November 23, 2012 Larry Hagman, star of “Dallas” and “I Dream of Jeannie,” dies
On this day in 2012, Larry Hagman, who starred in such television shows as “Dallas” and “I Dream of Jeannie,” dies at age 81 of complications from cancer at a hospital in Dallas. Hagman was best known for his role as the villainous Texas oil baron J.R. Ewing on “Dallas,” which aired from 1978 to 1991 and was revived in 2012.
Hagman was born on September 21, 1931, in Fort Worth, Texas, to actress Mary Martin, who would become known for her roles in Broadway musicals including “Peter Pan,” “South Pacific” and “The Sound of Music,” and Benjamin Hagman, a lawyer. After graduating from high school in Weatherford, Texas, the younger Hagman briefly attended Bard College before dropping out to pursue acting. During the Korean War, he served in the U.S. Air Force, producing and directing shows for American troops. Following his military service, Hagman worked as a New York stage actor in the late 1950s and early 1960s. He also appeared on various TV series, including a two-year stint on the daytime soap opera “The Edge of Night.” Hagman made his movie debut in 1964’s “Ensign Pulver,” whose cast also included Jack Nicholson.
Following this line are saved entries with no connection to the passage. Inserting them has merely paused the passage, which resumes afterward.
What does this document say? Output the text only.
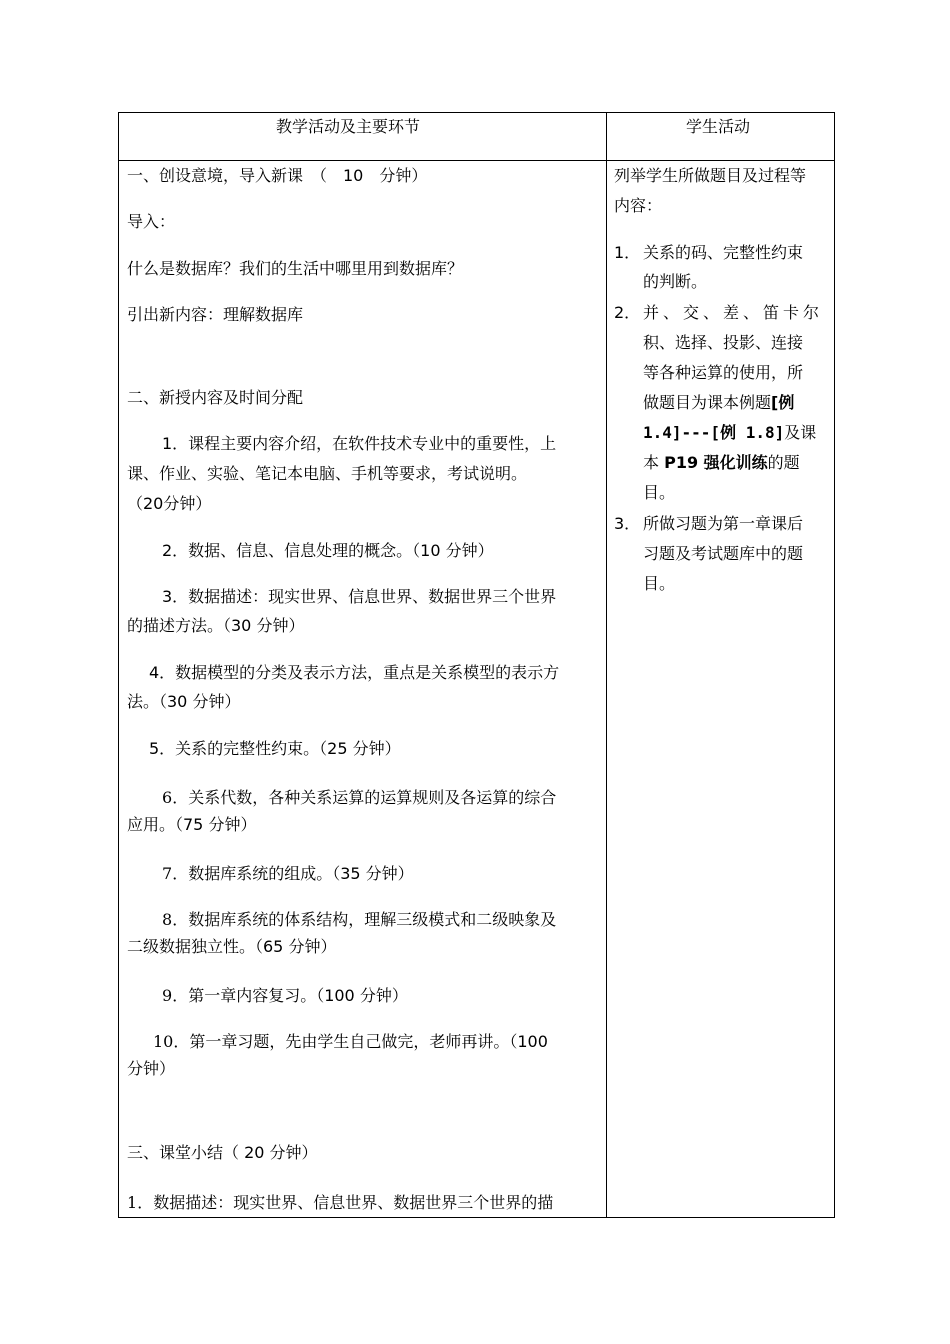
教学活动及主要环节	学生活动
一、创设意境，导入新课　（　10　分钟）
导入：
什么是数据库？我们的生活中哪里用到数据库？
引出新内容：理解数据库
二、新授内容及时间分配
1．课程主要内容介绍，在软件技术专业中的重要性，上
课、作业、实验、笔记本电脑、手机等要求，考试说明。
（20分钟）
2．数据、信息、信息处理的概念。（10 分钟）
3．数据描述：现实世界、信息世界、数据世界三个世界
的描述方法。（30 分钟）
4．数据模型的分类及表示方法，重点是关系模型的表示方
法。（30 分钟）
5．关系的完整性约束。（25 分钟）
6．关系代数，各种关系运算的运算规则及各运算的综合
应用。（75 分钟）
7．数据库系统的组成。（35 分钟）
8．数据库系统的体系结构，理解三级模式和二级映象及
二级数据独立性。（65 分钟）
9．第一章内容复习。（100 分钟）
10．第一章习题，先由学生自己做完，老师再讲。（100
分钟）
三、课堂小结（ 20 分钟）
1．数据描述：现实世界、信息世界、数据世界三个世界的描
列举学生所做题目及过程等
内容：
1． 关系的码、完整性约束
的判断。
2． 并、交、差、笛卡尔
积、选择、投影、连接
等各种运算的使用，所
做题目为课本例题[例
1.4]---[例 1.8]及课
本 P19 强化训练的题
目。
3． 所做习题为第一章课后
习题及考试题库中的题
目。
Hagman’s breakout role was on the hit sitcom “I Dream of Jeannie,” which aired from 1965 to 1970. He played astronaut Tony Nelson, who becomes “master” to a genie (played by Barbara Eden) whom he releases from a bottle he finds on a desert island. Following “I Dream of Jeannie,” Hagman appeared in several short-lived TV shows before the 1978 debut of “Dallas,” the prime-time soap opera about a wealthy, feuding Texas family, the Ewings. J.R. Ewing was originally intended to be a supporting character, but as portrayed by Hagman, the gleefully conniving, cowboy-hatted oil tycoon became the star of the show and someone audiences loved to hate.
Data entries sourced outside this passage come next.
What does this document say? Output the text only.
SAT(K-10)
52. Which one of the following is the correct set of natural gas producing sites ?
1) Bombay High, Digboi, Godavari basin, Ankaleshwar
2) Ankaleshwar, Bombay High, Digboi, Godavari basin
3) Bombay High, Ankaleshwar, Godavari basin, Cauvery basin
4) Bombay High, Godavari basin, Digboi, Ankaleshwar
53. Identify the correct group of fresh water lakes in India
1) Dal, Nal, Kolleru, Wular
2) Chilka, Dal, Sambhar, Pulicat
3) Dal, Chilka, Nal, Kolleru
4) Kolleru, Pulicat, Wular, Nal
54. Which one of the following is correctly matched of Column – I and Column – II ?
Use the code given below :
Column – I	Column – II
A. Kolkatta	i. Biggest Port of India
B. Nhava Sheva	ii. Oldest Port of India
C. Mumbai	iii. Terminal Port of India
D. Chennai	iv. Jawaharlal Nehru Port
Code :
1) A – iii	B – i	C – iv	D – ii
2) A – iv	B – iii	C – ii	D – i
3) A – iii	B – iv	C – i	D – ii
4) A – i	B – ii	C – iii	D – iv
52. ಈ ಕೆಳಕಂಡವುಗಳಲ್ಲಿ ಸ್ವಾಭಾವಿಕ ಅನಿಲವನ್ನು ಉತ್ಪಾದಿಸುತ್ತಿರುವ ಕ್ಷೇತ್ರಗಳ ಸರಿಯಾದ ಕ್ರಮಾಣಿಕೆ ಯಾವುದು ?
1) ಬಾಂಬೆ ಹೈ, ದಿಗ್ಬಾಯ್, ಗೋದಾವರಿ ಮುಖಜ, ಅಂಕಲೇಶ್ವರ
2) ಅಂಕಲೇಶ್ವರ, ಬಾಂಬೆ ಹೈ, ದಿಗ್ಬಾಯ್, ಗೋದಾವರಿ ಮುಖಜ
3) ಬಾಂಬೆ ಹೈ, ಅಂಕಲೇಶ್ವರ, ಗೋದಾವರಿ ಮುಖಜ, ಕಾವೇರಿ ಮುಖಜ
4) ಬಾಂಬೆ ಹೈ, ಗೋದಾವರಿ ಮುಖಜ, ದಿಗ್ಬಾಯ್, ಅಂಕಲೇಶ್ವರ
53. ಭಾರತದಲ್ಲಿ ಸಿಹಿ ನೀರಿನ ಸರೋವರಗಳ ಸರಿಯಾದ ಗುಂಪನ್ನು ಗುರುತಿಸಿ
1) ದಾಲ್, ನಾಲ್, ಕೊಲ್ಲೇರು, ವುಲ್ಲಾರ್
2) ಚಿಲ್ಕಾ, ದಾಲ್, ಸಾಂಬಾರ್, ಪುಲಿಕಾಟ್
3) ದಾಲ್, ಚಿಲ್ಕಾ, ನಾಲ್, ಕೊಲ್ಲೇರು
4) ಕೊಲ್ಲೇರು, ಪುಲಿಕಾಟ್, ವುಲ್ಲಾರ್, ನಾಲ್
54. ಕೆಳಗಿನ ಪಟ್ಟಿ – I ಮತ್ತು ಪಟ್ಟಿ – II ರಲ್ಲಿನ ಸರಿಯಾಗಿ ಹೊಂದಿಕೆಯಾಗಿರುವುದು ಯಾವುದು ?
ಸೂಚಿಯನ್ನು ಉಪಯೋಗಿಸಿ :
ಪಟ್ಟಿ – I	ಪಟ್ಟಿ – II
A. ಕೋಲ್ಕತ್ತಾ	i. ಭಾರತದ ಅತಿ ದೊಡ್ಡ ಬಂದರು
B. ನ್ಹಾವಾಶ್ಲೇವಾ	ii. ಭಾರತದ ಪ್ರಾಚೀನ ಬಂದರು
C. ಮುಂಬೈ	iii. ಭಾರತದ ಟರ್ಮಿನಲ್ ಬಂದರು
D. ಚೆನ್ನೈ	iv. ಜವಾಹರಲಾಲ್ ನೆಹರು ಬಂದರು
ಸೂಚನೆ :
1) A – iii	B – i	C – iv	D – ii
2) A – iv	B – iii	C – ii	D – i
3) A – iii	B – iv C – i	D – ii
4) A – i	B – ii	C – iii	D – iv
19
In the cliffhanger finale of the show’s second full season, broadcast on March 21, 1980, J.R. was gunned down by an unknown assailant, and the question of who shot him soon became a pop culture phenomenon. Hagman landed on multiple magazine covers, there were “I Shot J.R.” T-shirts and bookmakers even took bets on the identity of the person who pulled the trigger. The answer, finally revealed eight months later in an episode that aired November 21, 1980, turned out to be J.R.’s scorned ex-mistress, Kristin Shepard (played by Mary Crosby). The episode was seen by an estimated 350 million viewers around the globe, and remains the second-highest-rated television program in U.S. history, after the final episode of “M*A*S*H” in 1983. J.R. survived the shooting, and Hagman went on to appear in all 357 episodes of the original “Dallas.”
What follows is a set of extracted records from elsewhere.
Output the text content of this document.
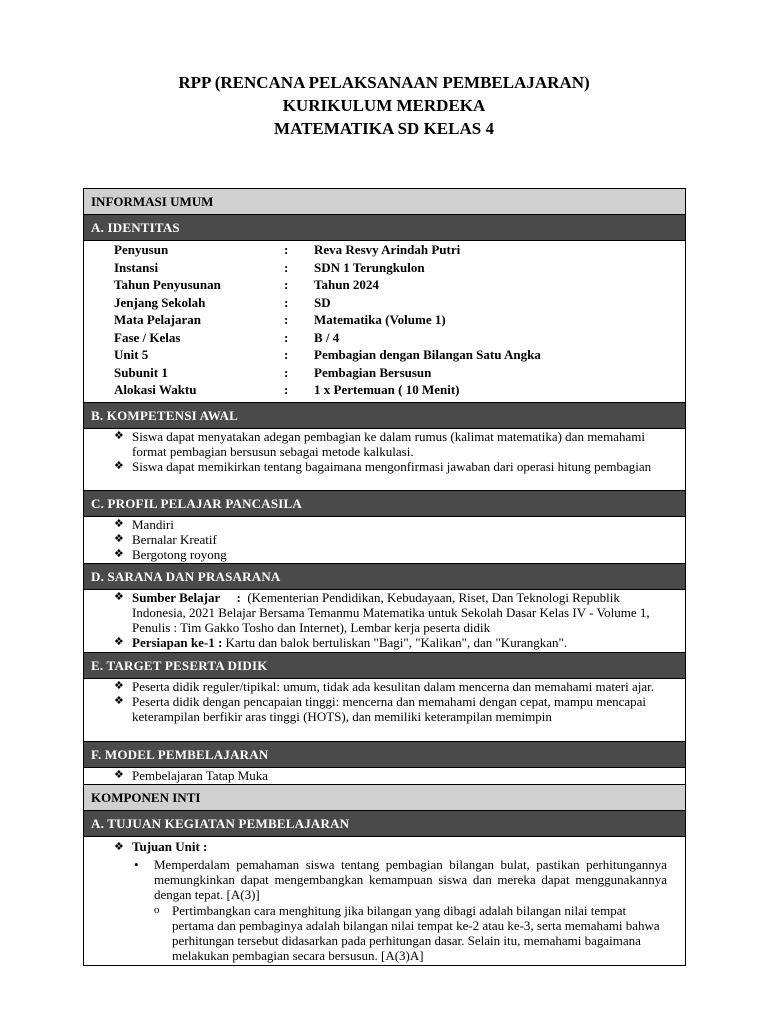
RPP (RENCANA PELAKSANAAN PEMBELAJARAN)
KURIKULUM MERDEKA
MATEMATIKA SD KELAS 4
INFORMASI UMUM
A. IDENTITAS
Penyusun	:	Reva Resvy Arindah Putri
Instansi	:	SDN 1 Terungkulon
Tahun Penyusunan	:	Tahun 2024
Jenjang Sekolah	:	SD
Mata Pelajaran	:	Matematika (Volume 1)
Fase / Kelas	:	B / 4
Unit 5	:	Pembagian dengan Bilangan Satu Angka
Subunit 1	:	Pembagian Bersusun
Alokasi Waktu	:	1 x Pertemuan ( 10 Menit)
B. KOMPETENSI AWAL
❖ Siswa dapat menyatakan adegan pembagian ke dalam rumus (kalimat matematika) dan memahami format pembagian bersusun sebagai metode kalkulasi.
❖ Siswa dapat memikirkan tentang bagaimana mengonfirmasi jawaban dari operasi hitung pembagian
C. PROFIL PELAJAR PANCASILA
❖ Mandiri
❖ Bernalar Kreatif
❖ Bergotong royong
D. SARANA DAN PRASARANA
❖ Sumber Belajar : (Kementerian Pendidikan, Kebudayaan, Riset, Dan Teknologi Republik Indonesia, 2021 Belajar Bersama Temanmu Matematika untuk Sekolah Dasar Kelas IV - Volume 1, Penulis : Tim Gakko Tosho dan Internet), Lembar kerja peserta didik
❖ Persiapan ke-1 : Kartu dan balok bertuliskan "Bagi", "Kalikan", dan "Kurangkan".
E. TARGET PESERTA DIDIK
❖ Peserta didik reguler/tipikal: umum, tidak ada kesulitan dalam mencerna dan memahami materi ajar.
❖ Peserta didik dengan pencapaian tinggi: mencerna dan memahami dengan cepat, mampu mencapai keterampilan berfikir aras tinggi (HOTS), dan memiliki keterampilan memimpin
F. MODEL PEMBELAJARAN
❖ Pembelajaran Tatap Muka
KOMPONEN INTI
A. TUJUAN KEGIATAN PEMBELAJARAN
❖ Tujuan Unit :
•	Memperdalam pemahaman siswa tentang pembagian bilangan bulat, pastikan perhitungannya memungkinkan dapat mengembangkan kemampuan siswa dan mereka dapat menggunakannya dengan tepat. [A(3)]
o Pertimbangkan cara menghitung jika bilangan yang dibagi adalah bilangan nilai tempat pertama dan pembaginya adalah bilangan nilai tempat ke-2 atau ke-3, serta memahami bahwa perhitungan tersebut didasarkan pada perhitungan dasar. Selain itu, memahami bagaimana melakukan pembagian secara bersusun. [A(3)A]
After “Dallas” ended in 1991, Hagman had roles in movies including “Nixon” (1995) and “Primary Colors” (1998) and made appearances on “Nip/Tuck,” “Desperate Housewives” and other television shows. In October 2011 the actor, who developed cirrhosis after years of heavy drinking and had a liver transplant in 1995, announced he had cancer but still would reprise his role as J.R. Ewing on the revival of “Dallas.” The rebooted “Dallas” premiered in June 2012, and Hagman died on November 23 of that same year. His death later was worked into the show, and in an episode that aired on March 4, 2013, the iconic J.R. was shot and killed by a then-unknown assailant.